Orphaned account

What an orphaned account is, how orphaned accounts accumulate, why they are a security and audit risk, and how to find and clean them up.

3 min read · Last updated July 2026

An orphaned account is an active account with no valid owner: the person left, changed roles, or never should have had it, but the account still exists and often still works. Orphaned accounts accumulate when deprovisioning misses systems. They are a standing security risk and a common audit finding.

Also known as: Orphaned account, Orphan account, Ownerless account

An orphaned account is an account that still exists and often still works, but has no valid owner behind it. The employee left. The contractor rolled off. The role changed. The account did not go anywhere.

Orphaned accounts are not an edge case. They are the normal byproduct of deprovisioning that misses systems, and every stack that offboards by checklist accumulates them.

How they accumulate

There is rarely a single dramatic failure. It is a slow drip.

Someone leaves, SSO is disabled, and one app that kept a local login is missed. A contractor finishes a project, but their access was granted ad hoc and never tied to an end date. An engineer spins up a service account for a migration, then leaves the company two years later while the account keeps running. Each of these is one account. Across a few hundred people and a few dozen apps, over a few years, they add up to a population nobody has a full list of.

The apps outside SSO are where they concentrate. If an app honors the directory, disabling the person usually closes the account. If it does not, the account persists until someone remembers it by hand.

Why they matter

Two reasons, security and compliance.

On security, an orphaned account is access with no accountability. No active employee is tied to it, so nothing about its behavior looks out of place. It sits there as an available entry point, and dormant, unwatched accounts are a standard target for credential stuffing and lateral movement. The account that logs in once a year is the one nobody notices being used by someone else.

On compliance, orphaned accounts are a direct finding. SOC 2 CC6 and ISO 27001 access controls expect that access maps to current, authorized people. An auditor who samples accounts and lands on a former employee with a live login has found exactly what the control exists to catch.

Finding and clearing them

The method is reconciliation: take every account in every app and match it against the current list of active identities. Anything that does not match is a candidate for removal. Former employees, unused local accounts, external guests who were added once, service accounts with no owner.

The hard part is coverage. Reconciling the SCIM-connected apps is straightforward because those accounts are visible to the identity provider. The orphaned accounts that matter most live in the apps the identity provider cannot see: standard-plan SaaS, internal admin panels, legacy systems. Finding those requires connecting to each app directly and pulling its actual account list, not just trusting the directory.

Once found, each account is either reassigned to a valid owner, archived, or removed, with the decision recorded. The recurring version of this is an access review, which catches the accounts that slip through between offboarding events.

Related terms

  • Zombie account. A dormant account, whether or not it still has an owner.
  • Deprovisioning. The process meant to prevent orphaned accounts.
  • User access review. The recurring check that catches accounts missed during offboarding.
  • Non-human identity. Service accounts and tokens, which become orphaned when their creator leaves.

Frequently asked questions

What is the difference between an orphaned account and a zombie account?

They overlap. An orphaned account has lost its owner: the person is gone but the account remains. A zombie account is dormant: nobody is using it, whether or not it has an owner. An account can be both. The shared risk is the same: access that exists with no active human accountable for it.

How do orphaned accounts happen?

Deprovisioning misses a system. SSO gets disabled but an app with a local account is skipped. A contractor rolls off but their access was never tied to an end date. A service account outlives the person who created it. Each miss leaves an account with no owner.

Why are orphaned accounts a security risk?

Nobody is watching them. They are not tied to an active employee, so unusual activity does not stand out, and they are a common target for credential attacks and lateral movement. They also fail audits directly: an ex-employee with a live account is a finding under SOC 2 CC6 and ISO 27001 access controls.

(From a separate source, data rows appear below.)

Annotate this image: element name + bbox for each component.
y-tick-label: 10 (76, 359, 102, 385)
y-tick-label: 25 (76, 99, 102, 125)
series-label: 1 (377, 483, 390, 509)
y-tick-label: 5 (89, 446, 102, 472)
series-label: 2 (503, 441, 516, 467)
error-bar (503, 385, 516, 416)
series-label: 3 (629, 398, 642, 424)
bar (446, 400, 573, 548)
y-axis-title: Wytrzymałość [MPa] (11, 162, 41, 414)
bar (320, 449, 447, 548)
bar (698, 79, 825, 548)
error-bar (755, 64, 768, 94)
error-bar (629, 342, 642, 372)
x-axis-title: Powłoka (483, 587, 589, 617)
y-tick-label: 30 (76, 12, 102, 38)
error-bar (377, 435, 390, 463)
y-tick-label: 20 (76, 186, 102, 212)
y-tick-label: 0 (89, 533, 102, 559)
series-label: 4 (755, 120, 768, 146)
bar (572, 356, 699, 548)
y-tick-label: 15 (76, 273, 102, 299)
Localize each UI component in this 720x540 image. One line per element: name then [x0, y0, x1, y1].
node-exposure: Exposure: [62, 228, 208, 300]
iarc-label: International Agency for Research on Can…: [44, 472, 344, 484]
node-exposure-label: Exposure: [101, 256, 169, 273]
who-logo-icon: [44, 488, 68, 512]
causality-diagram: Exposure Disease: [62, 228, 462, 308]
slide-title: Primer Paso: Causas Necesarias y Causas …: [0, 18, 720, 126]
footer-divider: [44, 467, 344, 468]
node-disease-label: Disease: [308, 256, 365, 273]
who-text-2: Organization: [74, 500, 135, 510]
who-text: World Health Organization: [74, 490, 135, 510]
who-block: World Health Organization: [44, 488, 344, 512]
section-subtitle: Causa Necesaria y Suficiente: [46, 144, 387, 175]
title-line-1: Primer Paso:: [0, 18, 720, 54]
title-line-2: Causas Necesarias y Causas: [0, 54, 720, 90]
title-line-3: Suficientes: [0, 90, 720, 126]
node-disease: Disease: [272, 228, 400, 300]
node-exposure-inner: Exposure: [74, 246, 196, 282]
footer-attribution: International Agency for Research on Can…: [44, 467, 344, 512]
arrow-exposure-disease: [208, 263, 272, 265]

How do you find orphaned accounts?

Reconcile every account in every app against the current directory of active people. Any account that does not map to an active identity is a candidate: former employees, unused local logins, external guests, and service accounts with no owner. Doing this across non-SCIM apps is where it gets hard, because those accounts do not show up in the identity provider at all.

Are service accounts orphaned accounts?

They can be. A service account created by an engineer who has since left, still holding credentials and still running, is an orphaned non-human identity. These are among the hardest to find because they were never associated with a person in the first place.